07.09.2018
FLUG REVUE

EU-Forschungsprogramm EUNADICSÖsterreichische PC-6 nimmt Luftproben

Um beispielsweise die Ausbreitung von Aschewolken nach einem Vulkanausbruch besser vorhersagen zu können, werden derzeit Versuche durchgeführt. Die österreichischen Luftstreitkräfte stellen dafür eine PC-6 bereit.

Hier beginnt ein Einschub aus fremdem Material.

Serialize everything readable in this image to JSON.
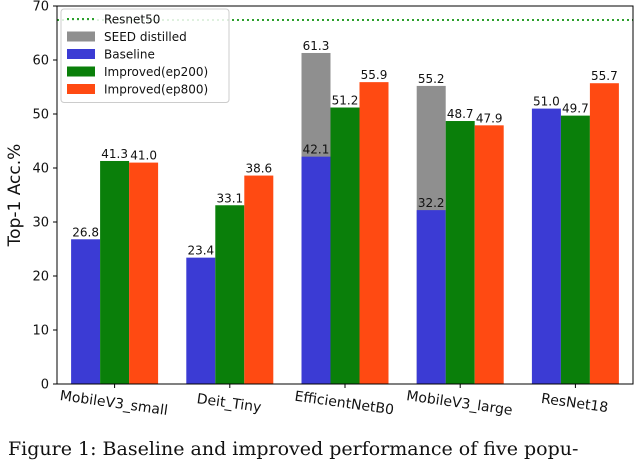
{
  "chart_data": {
    "type": "bar",
    "ylabel": "Top-1 Acc.%",
    "xlabel": "",
    "ylim": [
      0,
      70
    ],
    "yticks": [
      0,
      10,
      20,
      30,
      40,
      50,
      60,
      70
    ],
    "categories": [
      "MobileV3_small",
      "Deit_Tiny",
      "EfficientNetB0",
      "MobileV3_large",
      "ResNet18"
    ],
    "reference_line": {
      "name": "Resnet50",
      "value": 67.4,
      "color": "#2ca02c",
      "style": "dotted"
    },
    "series": [
      {
        "name": "SEED distilled",
        "color": "#8f8f8f",
        "values": [
          null,
          null,
          61.3,
          55.2,
          null
        ],
        "stacked_behind": "Baseline"
      },
      {
        "name": "Baseline",
        "color": "#3b3bd4",
        "values": [
          26.8,
          23.4,
          42.1,
          32.2,
          51.0
        ]
      },
      {
        "name": "Improved(ep200)",
        "color": "#0a7f0a",
        "values": [
          41.3,
          33.1,
          51.2,
          48.7,
          49.7
        ]
      },
      {
        "name": "Improved(ep800)",
        "color": "#ff4a12",
        "values": [
          41.0,
          38.6,
          55.9,
          47.9,
          55.7
        ]
      }
    ],
    "data_labels": {
      "SEED distilled": [
        "",
        "",
        "61.3",
        "55.2",
        ""
      ],
      "Baseline": [
        "26.8",
        "23.4",
        "42.1",
        "32.2",
        "51.0"
      ],
      "Improved(ep200)": [
        "41.3",
        "33.1",
        "51.2",
        "48.7",
        "49.7"
      ],
      "Improved(ep800)": [
        "41.0",
        "38.6",
        "55.9",
        "47.9",
        "55.7"
      ]
    },
    "legend": {
      "placement": "top-left",
      "entries": [
        "Resnet50",
        "SEED distilled",
        "Baseline",
        "Improved(ep200)",
        "Improved(ep800)"
      ]
    },
    "grid": false
  },
  "caption": "Figure 1: Baseline and improved performance of five popu-"
}
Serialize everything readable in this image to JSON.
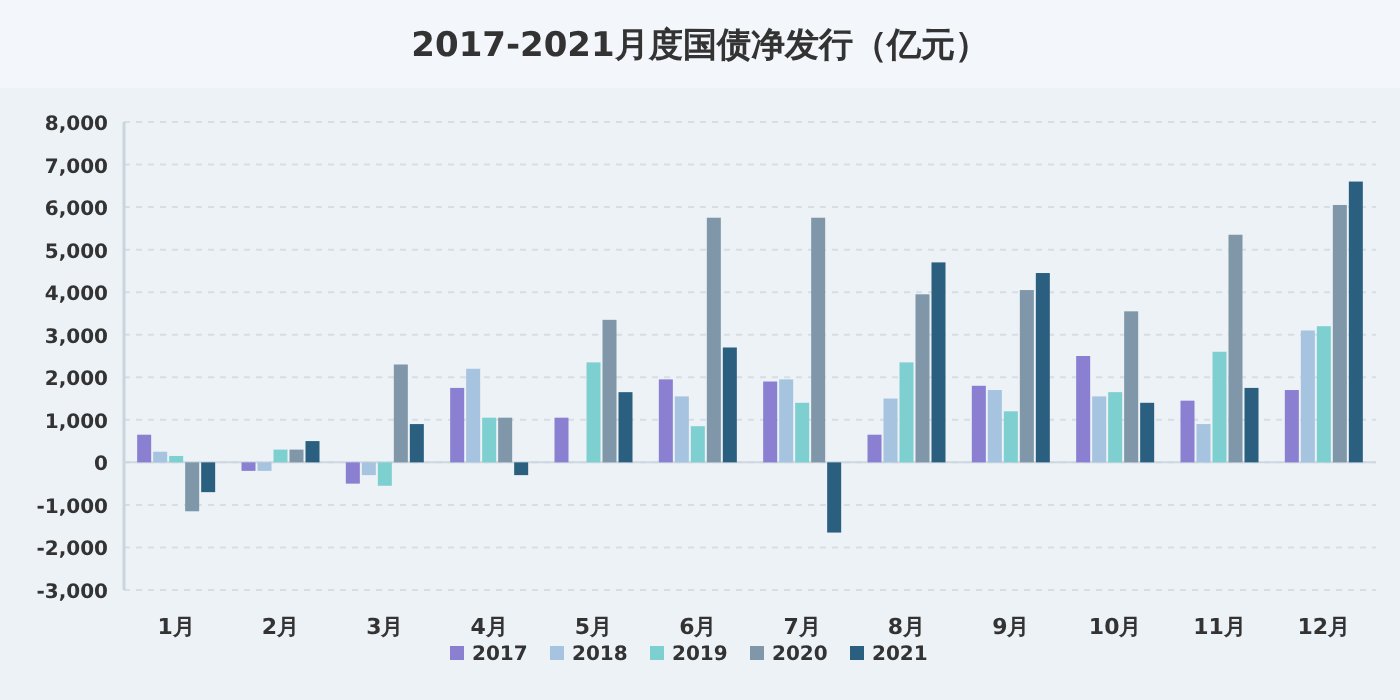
{
  "chart_data": {
    "type": "bar",
    "title": "2017-2021月度国债净发行（亿元）",
    "categories": [
      "1月",
      "2月",
      "3月",
      "4月",
      "5月",
      "6月",
      "7月",
      "8月",
      "9月",
      "10月",
      "11月",
      "12月"
    ],
    "series": [
      {
        "name": "2017",
        "color": "#8a7fd0",
        "values": [
          650,
          -200,
          -500,
          1750,
          1050,
          1950,
          1900,
          650,
          1800,
          2500,
          1450,
          1700
        ]
      },
      {
        "name": "2018",
        "color": "#a6c3e0",
        "values": [
          250,
          -200,
          -300,
          2200,
          null,
          1550,
          1950,
          1500,
          1700,
          1550,
          900,
          3100
        ]
      },
      {
        "name": "2019",
        "color": "#7ecfcf",
        "values": [
          150,
          300,
          -550,
          1050,
          2350,
          850,
          1400,
          2350,
          1200,
          1650,
          2600,
          3200
        ]
      },
      {
        "name": "2020",
        "color": "#7f97a8",
        "values": [
          -1150,
          300,
          2300,
          1050,
          3350,
          5750,
          5750,
          3950,
          4050,
          3550,
          5350,
          6050
        ]
      },
      {
        "name": "2021",
        "color": "#2a5f80",
        "values": [
          -700,
          500,
          900,
          -300,
          1650,
          2700,
          -1650,
          4700,
          4450,
          1400,
          1750,
          6600
        ]
      }
    ],
    "ylim": [
      -3000,
      8000
    ],
    "yticks": [
      {
        "value": -3000,
        "label": "-3,000"
      },
      {
        "value": -2000,
        "label": "-2,000"
      },
      {
        "value": -1000,
        "label": "-1,000"
      },
      0,
      {
        "value": 1000,
        "label": "1,000"
      },
      {
        "value": 2000,
        "label": "2,000"
      },
      {
        "value": 3000,
        "label": "3,000"
      },
      {
        "value": 4000,
        "label": "4,000"
      },
      {
        "value": 5000,
        "label": "5,000"
      },
      {
        "value": 6000,
        "label": "6,000"
      },
      {
        "value": 7000,
        "label": "7,000"
      },
      {
        "value": 8000,
        "label": "8,000"
      }
    ],
    "grid": "y",
    "legend": "bottom"
  }
}
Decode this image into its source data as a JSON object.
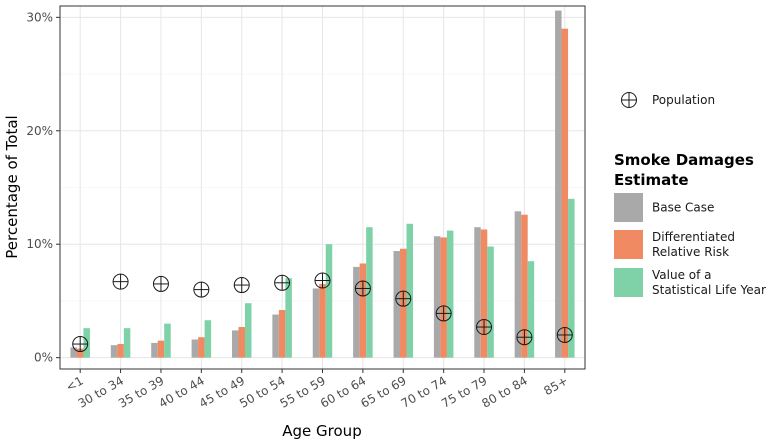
{
  "chart_data": {
    "type": "bar",
    "xlabel": "Age Group",
    "ylabel": "Percentage of Total",
    "ylim": [
      -1,
      31
    ],
    "yticks": [
      0,
      10,
      20,
      30
    ],
    "ytick_labels": [
      "0%",
      "10%",
      "20%",
      "30%"
    ],
    "grid": true,
    "categories": [
      "<1",
      "30 to 34",
      "35 to 39",
      "40 to 44",
      "45 to 49",
      "50 to 54",
      "55 to 59",
      "60 to 64",
      "65 to 69",
      "70 to 74",
      "75 to 79",
      "80 to 84",
      "85+"
    ],
    "series": [
      {
        "name": "Base Case",
        "color": "#a9a9a9",
        "values": [
          0.9,
          1.1,
          1.3,
          1.6,
          2.4,
          3.8,
          6.1,
          8.0,
          9.4,
          10.7,
          11.5,
          12.9,
          30.6
        ]
      },
      {
        "name": "Differentiated Relative Risk",
        "color": "#ef8a62",
        "values": [
          0.8,
          1.2,
          1.5,
          1.8,
          2.7,
          4.2,
          6.5,
          8.3,
          9.6,
          10.6,
          11.3,
          12.6,
          29.0
        ]
      },
      {
        "name": "Value of a Statistical Life Year",
        "color": "#7fd1a8",
        "values": [
          2.6,
          2.6,
          3.0,
          3.3,
          4.8,
          7.0,
          10.0,
          11.5,
          11.8,
          11.2,
          9.8,
          8.5,
          14.0
        ]
      }
    ],
    "points": {
      "name": "Population",
      "values": [
        1.2,
        6.7,
        6.5,
        6.0,
        6.4,
        6.6,
        6.8,
        6.1,
        5.2,
        3.9,
        2.7,
        1.8,
        2.0
      ]
    },
    "legend": {
      "placement": "right",
      "point_label": "Population",
      "title_lines": [
        "Smoke Damages",
        "Estimate"
      ],
      "entries": [
        {
          "lines": [
            "Base Case"
          ],
          "color": "#a9a9a9"
        },
        {
          "lines": [
            "Differentiated",
            "Relative Risk"
          ],
          "color": "#ef8a62"
        },
        {
          "lines": [
            "Value of a",
            "Statistical Life Year"
          ],
          "color": "#7fd1a8"
        }
      ]
    }
  }
}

PC-6 Österreich September 2018 Luftproben

Mit einer PC-6 der österreichischen Luftstreitkräfte werden Luftproben genommen, um die Ausbreitung von Partikeln in der Atmosphäre zu überprüfen (Foto: Bundesheer / Clemens Schwarz).  

 

Bei den Tests, so Oberst Michael Pernsteiner, "wird ein äußerst seltener, ungefährlicher Stoff, der auch bei Augenoperationen zum Einsatz kommt, ausgebracht. Dieser breitet sich in der Luft aus und kann später von uns mit Hilfe von Luftprobenahmen eingefangen und gemessen werden“.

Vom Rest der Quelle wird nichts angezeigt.